Germany’s SAP last year raised its annual support costs to 22% of the licence fee from 17% earlier, saying this would bring down the total cost of ownership of the licence for customers.

Firms had not factored in a hike in maintenance fee during the recession and “are exploring outsourcing to Indian vendors, who can maintain at half the cost, but with the risk of losing support on upgrades from the vendor,” said Asheesh Raina, a principal research analyst at Gartner Inc. “Indian companies have also been able to demonstrate maturity in offering support.”

Spending on business software was the lowest in the five years to 2009, but is expected to pick up in 2010, Raina said.

Firms such as Wipro Ltd, HCL, Cognizant Technology Solutions Ltd and even smaller companies such as Defiance Technologies Pvt. Ltd, the IT services unit of the Hinduja group, say customers are looking to improve efficiency and integrate their business software with their core processes, and not just to cut costs. But it does help that Indian ERP firms are cheaper by at least a third than Accenture or IBM.
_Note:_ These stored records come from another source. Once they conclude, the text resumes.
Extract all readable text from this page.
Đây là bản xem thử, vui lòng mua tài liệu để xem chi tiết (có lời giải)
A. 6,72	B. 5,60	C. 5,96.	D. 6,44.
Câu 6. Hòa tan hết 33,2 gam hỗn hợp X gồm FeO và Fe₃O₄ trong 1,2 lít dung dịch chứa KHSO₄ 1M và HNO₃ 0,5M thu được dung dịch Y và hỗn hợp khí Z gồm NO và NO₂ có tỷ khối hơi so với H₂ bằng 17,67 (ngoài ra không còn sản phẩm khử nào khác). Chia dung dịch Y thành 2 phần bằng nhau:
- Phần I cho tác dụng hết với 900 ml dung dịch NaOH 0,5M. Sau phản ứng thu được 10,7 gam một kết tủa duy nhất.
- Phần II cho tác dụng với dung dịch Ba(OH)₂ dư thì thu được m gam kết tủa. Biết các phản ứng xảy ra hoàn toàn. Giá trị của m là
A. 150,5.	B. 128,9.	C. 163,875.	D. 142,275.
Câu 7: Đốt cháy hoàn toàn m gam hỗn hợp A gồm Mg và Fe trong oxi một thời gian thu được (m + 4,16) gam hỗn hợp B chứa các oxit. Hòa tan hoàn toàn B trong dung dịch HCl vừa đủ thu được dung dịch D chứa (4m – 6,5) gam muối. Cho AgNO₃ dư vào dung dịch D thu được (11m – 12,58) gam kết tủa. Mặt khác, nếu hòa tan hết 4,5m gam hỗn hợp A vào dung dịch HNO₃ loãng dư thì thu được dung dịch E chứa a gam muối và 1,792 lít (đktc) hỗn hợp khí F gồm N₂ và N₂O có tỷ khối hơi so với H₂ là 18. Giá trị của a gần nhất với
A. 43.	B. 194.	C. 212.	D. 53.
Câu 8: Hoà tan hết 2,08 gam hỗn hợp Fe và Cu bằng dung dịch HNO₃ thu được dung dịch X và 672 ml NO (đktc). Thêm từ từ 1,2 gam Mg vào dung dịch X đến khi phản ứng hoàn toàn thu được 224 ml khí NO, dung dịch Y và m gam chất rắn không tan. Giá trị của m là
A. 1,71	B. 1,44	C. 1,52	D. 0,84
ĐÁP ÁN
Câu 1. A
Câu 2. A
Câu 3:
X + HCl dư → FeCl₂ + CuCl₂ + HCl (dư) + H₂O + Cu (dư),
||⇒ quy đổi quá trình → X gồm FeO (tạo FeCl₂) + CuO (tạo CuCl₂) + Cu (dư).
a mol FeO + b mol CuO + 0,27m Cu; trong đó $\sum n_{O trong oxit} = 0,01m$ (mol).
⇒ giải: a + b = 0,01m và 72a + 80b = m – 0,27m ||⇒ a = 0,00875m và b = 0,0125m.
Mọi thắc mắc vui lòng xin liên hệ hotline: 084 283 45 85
“Saving costs and capital continues to be the most important thing clients are discussing,” said Sangita Singh, head of enterprise application services, or EAS, for Wipro. The segment contributed a third out of the 26 customers that Wipro added in the first quarter ended June.

“You don’t have many companies spending $100-200 million (Rs482-964 crore) on new licences. It may be in the range of $50-70 million. The implementation business is three to four times on licences,” Singh said.

HCL earns nearly a quarter of its overall revenue from business software projects. EAS projects accounted for 23.6% of its fourth quarter revenue of Rs2,908 crore, up from 10.8% a year ago.